One of Scanlon’s efforts to contribute toward this was the implementation of two faculty development programs. According to Scanlon, these programs are aimed to help faculty see them selves as integral parts of the College as well as learn more about the administrative ongoings of the institution. One of the programs is for faculty in their second year on the tenure track and the second is for faculty in the year after they receive tenure.
“It’s easy to just sort of think about the work that you do and not have a bigger sense of the institution,” Scanlon said. “So I feel like those are two contributions I’ve made that contribute to better governance. I think if faculty better understand what a college is, what inclusive excellence is, how we all work together, then they’ll both be better spokespeople and we’ll have better governance all together.”
For Scanlon, stepping into this administrative role also meant expanding her purview of who she was representing. She noted having a different perspective as a faculty member before taking on more leadership.
“An area for growth for anybody who steps into a leadership role is learning what it means to represent many constituencies. When I was a faculty member, I think I had a decent institutional vantage point, but when you enter into a role like this, it expands so much,” Scanlon said.
Along with a change in perspective, Scanlon noted some tensions she faced in her transition.

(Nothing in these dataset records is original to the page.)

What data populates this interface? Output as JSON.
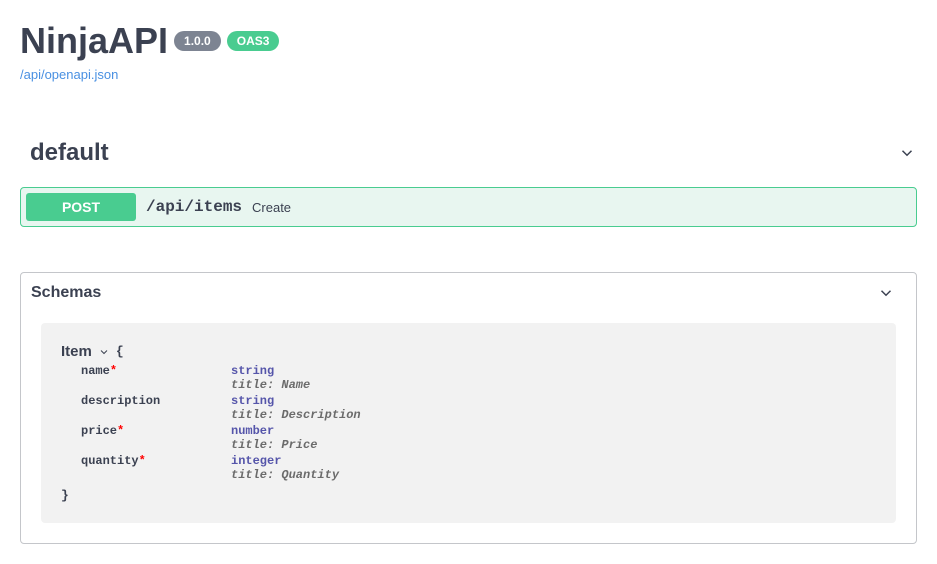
{
  "header": {
    "title": "NinjaAPI",
    "version": "1.0.0",
    "oas": "OAS3",
    "spec_link": "/api/openapi.json"
  },
  "tag": {
    "name": "default"
  },
  "operation": {
    "method": "POST",
    "path": "/api/items",
    "summary": "Create"
  },
  "schemas": {
    "title": "Schemas",
    "model": {
      "name": "Item",
      "props": [
        {
          "name": "name",
          "required": true,
          "type": "string",
          "title": "title: Name"
        },
        {
          "name": "description",
          "required": false,
          "type": "string",
          "title": "title: Description"
        },
        {
          "name": "price",
          "required": true,
          "type": "number",
          "title": "title: Price"
        },
        {
          "name": "quantity",
          "required": true,
          "type": "integer",
          "title": "title: Quantity"
        }
      ]
    }
  }
}
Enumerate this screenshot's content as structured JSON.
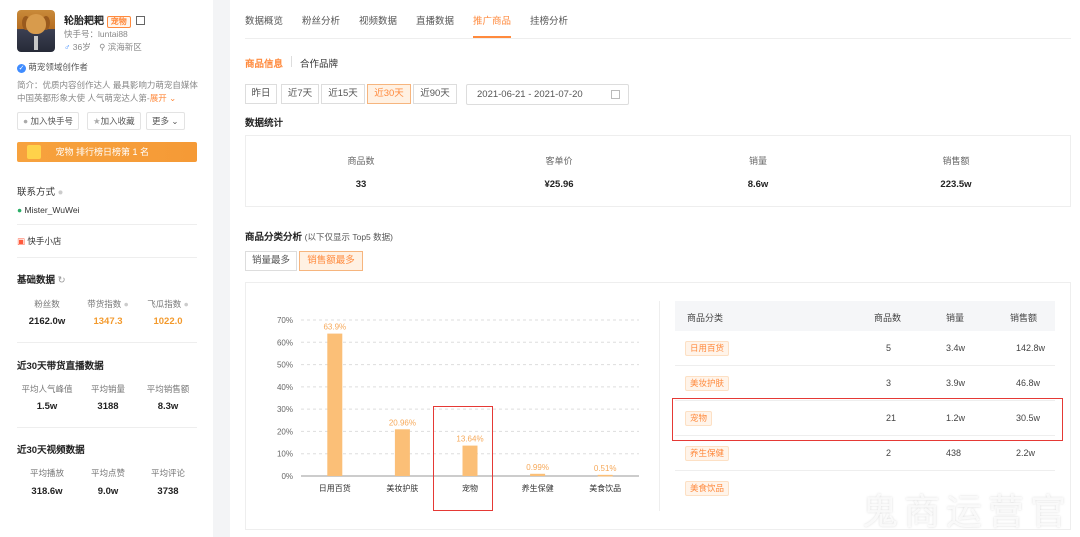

“There are tensions for any faculty member who steps into a role like this, because you’re wearing both hats,” Scanlon said. “I’ve never stopped being a faculty member, but I know things, I’ve learned things, I have greater responsibilities and so I have more to balance.”
Despite having to balance these responsibilities, Scanlon expressed gratitude for her time in the administration, having worked toward the goal of greater inclusive excellence in teaching.
“[We’re] continuously becoming more of a place where our curriculum and our faculty are representing greater and greater diversity of points of view, of cutting edge practices and disciplines of greater and greater interdisciplinarity,” Scanlon said. “[I] feel that’s been a super strong partnership that I’ve been engaged in with the faculty and my time in this role. And I’m very grateful for that.”